The U.S. Supreme Court and the Death Penalty

From the time the industrial revolution became the engine of change in markets, and consequently in societies, leading to greater education levels among the masses, capital punishment has been a controversial and often debated legal issue among scholars, attorneys, victims, convicts, politicians and the courts. Some argue that as a civilization grows and advances, it must create more humane criminal justice systems that protect the lives of even those that would commit unspeakably horrific acts of violence and destruction. Others contend that the death penalty serves as a deterrent to those who may otherwise kill with impunity, and justice requires equivalent retribution for crimes of the magnitude considered for the death penalty.

The first recorded document remaining from ancient times that officially codifies capital punishment was Hammurabi’s Code from ancient Babylon, which proclaimed the famous quote “an eye for an eye.” Since that time thousands of years ago, when the ultimate penalty was indeed a very common punishment, to the present day, governments have either outlawed or continually refined the standards by which the worst offenses are rated and dealt with. These include the crimes that meet the standard, the citizens eligible for punishment, and the methods used for execution. In the United States, the Supreme Court has visited the matter of constitutionality several times over the years, when it has agreed to review various cases pertaining to this lightening rod of an issue.

Furman v. Georgia was a 5-4 split decision in 1972, whereby the court ruled that the application of the death penalty by states across the country was deemed to be “cruel and unusual punishment.” This determination followed a 5-year period where there were no executions and many thought the practice would be banned. The next major milestone took place in 1976, in Gregg v. Georgia, where 6 of the 9 justices rejected an appeal by a man convicted of the robbery and homicide of two individuals. In the decision, the court declared that executions in and of themselves do not violate the Eighth Amendment. Conversely, the following year the case of Coker v. Georgia was brought before the court in order to settle the matter of whether rape qualified as a capital offense and this time, it was decided that it was “grossly disproportionate and excessive” in relation to the crime. Over the next three decades, the number of executions steadily increased and is now commonplace in the United States.

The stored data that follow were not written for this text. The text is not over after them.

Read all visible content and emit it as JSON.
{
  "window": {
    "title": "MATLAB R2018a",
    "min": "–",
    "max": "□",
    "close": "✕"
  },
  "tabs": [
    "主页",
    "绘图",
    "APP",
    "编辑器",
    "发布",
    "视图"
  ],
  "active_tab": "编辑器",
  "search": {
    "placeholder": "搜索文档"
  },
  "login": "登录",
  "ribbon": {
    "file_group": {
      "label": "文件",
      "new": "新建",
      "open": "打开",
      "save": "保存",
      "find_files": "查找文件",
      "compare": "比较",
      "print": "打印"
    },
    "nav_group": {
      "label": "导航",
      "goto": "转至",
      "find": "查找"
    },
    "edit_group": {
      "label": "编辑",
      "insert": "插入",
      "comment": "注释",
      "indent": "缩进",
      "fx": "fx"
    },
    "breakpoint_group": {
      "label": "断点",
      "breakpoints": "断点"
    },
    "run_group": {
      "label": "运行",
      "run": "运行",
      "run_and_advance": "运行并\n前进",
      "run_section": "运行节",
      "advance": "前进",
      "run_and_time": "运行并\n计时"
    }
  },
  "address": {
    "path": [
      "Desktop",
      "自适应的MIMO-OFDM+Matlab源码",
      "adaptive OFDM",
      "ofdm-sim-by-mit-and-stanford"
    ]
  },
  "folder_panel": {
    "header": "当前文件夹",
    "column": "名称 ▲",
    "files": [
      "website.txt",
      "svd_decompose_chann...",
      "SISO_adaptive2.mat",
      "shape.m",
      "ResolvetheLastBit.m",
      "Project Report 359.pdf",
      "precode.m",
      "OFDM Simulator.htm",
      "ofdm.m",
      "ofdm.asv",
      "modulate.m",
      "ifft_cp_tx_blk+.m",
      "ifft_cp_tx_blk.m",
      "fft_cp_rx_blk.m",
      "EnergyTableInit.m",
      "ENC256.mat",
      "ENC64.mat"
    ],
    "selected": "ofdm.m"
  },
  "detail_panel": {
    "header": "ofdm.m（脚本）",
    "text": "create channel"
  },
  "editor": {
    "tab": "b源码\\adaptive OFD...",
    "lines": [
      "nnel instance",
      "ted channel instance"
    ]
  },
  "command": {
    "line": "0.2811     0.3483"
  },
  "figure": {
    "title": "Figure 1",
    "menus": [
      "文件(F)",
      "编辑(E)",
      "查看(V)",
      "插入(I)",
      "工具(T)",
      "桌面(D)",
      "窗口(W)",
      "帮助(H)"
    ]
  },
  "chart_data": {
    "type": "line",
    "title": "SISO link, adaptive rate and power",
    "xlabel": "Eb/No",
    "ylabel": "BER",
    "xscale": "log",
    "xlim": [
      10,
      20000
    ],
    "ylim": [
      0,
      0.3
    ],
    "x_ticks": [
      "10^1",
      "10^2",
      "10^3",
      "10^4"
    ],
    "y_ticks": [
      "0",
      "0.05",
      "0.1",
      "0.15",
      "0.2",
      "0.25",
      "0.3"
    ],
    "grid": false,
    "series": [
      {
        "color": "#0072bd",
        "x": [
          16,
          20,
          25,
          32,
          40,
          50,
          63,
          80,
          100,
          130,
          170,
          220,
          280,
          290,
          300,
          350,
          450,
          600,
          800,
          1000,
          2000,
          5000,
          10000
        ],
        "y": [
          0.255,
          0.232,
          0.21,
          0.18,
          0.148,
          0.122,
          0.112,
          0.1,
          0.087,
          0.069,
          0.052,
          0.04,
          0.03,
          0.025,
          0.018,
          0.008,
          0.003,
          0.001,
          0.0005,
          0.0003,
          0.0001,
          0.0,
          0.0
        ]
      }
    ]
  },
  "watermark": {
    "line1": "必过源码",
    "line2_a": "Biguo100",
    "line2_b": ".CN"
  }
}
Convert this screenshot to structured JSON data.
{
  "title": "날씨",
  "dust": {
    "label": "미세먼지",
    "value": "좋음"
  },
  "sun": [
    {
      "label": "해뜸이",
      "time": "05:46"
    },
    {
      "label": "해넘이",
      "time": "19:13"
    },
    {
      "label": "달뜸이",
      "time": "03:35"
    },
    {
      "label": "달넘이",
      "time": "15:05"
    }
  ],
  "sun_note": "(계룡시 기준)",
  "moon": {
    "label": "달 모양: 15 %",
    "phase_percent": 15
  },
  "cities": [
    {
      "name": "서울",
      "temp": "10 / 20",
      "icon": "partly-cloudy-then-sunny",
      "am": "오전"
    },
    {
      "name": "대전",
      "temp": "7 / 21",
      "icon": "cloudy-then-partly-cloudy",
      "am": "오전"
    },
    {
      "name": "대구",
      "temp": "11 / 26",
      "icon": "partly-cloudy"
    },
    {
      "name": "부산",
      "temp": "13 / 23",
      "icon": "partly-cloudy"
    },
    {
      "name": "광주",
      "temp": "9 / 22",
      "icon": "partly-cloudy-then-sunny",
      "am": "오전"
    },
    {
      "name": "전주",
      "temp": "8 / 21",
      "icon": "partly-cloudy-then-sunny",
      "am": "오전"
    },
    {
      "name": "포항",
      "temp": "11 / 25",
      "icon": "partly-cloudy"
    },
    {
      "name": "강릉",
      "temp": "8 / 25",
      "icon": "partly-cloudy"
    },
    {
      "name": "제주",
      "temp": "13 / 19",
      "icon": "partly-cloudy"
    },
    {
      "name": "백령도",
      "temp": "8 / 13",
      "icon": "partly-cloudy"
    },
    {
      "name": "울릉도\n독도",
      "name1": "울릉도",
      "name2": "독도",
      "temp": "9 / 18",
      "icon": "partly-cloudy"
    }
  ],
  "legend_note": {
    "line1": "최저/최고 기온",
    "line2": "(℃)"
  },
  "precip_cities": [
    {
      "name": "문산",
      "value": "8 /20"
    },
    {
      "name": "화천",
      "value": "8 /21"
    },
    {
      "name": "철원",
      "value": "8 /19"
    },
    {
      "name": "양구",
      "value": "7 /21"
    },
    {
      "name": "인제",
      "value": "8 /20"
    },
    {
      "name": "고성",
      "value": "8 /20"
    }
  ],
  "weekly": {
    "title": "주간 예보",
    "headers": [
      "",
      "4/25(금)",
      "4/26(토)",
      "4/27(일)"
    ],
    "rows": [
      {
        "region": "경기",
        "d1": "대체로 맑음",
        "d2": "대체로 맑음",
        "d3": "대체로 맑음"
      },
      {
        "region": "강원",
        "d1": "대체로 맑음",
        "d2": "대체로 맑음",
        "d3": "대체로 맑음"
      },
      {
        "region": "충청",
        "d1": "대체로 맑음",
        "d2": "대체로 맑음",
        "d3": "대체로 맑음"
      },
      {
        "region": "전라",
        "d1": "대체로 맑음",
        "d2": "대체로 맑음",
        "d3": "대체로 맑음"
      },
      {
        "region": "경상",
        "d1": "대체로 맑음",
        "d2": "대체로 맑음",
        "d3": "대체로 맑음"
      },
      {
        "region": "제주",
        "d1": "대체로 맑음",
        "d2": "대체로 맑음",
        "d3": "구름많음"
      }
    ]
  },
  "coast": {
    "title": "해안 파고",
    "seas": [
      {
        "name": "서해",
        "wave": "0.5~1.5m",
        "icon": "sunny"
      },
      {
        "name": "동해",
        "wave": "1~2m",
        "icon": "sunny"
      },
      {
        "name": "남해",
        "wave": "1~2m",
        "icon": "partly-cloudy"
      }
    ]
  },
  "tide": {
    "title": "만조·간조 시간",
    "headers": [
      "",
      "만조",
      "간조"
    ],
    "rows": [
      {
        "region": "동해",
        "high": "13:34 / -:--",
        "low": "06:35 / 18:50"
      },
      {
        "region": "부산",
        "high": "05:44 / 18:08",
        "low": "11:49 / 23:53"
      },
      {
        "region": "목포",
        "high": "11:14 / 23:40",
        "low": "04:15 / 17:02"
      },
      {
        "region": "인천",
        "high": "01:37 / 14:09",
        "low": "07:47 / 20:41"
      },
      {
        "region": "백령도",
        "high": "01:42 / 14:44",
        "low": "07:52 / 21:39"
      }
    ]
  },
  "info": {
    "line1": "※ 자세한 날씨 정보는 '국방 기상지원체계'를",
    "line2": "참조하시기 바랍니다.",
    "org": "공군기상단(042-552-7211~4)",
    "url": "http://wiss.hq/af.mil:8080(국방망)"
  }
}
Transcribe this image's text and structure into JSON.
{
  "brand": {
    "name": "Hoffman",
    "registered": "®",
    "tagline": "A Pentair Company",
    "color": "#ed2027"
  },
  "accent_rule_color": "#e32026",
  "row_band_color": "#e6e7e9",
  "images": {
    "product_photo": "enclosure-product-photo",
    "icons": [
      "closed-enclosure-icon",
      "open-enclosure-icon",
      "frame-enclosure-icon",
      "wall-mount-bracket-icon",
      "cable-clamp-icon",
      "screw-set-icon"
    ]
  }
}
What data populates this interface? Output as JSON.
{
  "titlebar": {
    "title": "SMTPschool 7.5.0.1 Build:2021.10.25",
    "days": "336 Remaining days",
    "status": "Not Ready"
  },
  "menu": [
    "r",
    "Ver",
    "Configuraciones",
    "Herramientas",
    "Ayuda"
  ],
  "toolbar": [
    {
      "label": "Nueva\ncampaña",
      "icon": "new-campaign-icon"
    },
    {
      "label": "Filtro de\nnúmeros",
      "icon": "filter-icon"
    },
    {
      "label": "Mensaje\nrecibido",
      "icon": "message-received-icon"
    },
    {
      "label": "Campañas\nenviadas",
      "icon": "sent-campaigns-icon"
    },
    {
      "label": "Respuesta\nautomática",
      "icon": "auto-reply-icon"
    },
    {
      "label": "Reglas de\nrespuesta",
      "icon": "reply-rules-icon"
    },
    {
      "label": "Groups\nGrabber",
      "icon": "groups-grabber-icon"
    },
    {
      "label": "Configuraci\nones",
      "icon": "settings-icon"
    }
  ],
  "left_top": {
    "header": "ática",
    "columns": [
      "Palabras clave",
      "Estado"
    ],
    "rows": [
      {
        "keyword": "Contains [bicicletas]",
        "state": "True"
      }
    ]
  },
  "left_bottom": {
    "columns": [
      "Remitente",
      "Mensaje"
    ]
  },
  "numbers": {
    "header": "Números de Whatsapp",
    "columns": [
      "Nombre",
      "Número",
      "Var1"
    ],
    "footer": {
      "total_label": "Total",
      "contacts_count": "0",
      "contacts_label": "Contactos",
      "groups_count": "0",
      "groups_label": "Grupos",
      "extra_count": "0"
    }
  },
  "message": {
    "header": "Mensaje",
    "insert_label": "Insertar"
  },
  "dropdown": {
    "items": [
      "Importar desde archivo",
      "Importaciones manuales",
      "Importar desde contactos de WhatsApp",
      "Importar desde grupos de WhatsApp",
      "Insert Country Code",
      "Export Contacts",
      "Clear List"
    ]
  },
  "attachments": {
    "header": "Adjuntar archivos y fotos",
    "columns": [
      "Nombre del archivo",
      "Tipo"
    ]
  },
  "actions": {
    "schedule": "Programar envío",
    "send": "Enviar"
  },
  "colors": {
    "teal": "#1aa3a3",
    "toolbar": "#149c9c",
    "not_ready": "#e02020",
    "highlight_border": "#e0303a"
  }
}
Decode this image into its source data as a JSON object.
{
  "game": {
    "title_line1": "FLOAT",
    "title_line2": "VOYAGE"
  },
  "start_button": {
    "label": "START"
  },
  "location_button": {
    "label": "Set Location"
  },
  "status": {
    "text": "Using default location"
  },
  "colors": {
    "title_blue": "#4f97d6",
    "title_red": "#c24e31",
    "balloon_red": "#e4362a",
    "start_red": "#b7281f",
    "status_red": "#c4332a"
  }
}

It appears that based on the decisions from the third branch of the federal government during the 1970s, the bar has definitively been set at murder. However, it should be noted that each state treats capital punishment differently, as evidenced by eight states abolishing the practice altogether, and a relatively higher number of cases in the southern region. One thing is for certain though, that regardless of whether or not one finds the death penalty to be inhumane or simply justice being served, executions in the United States will continue well into the 21st Century.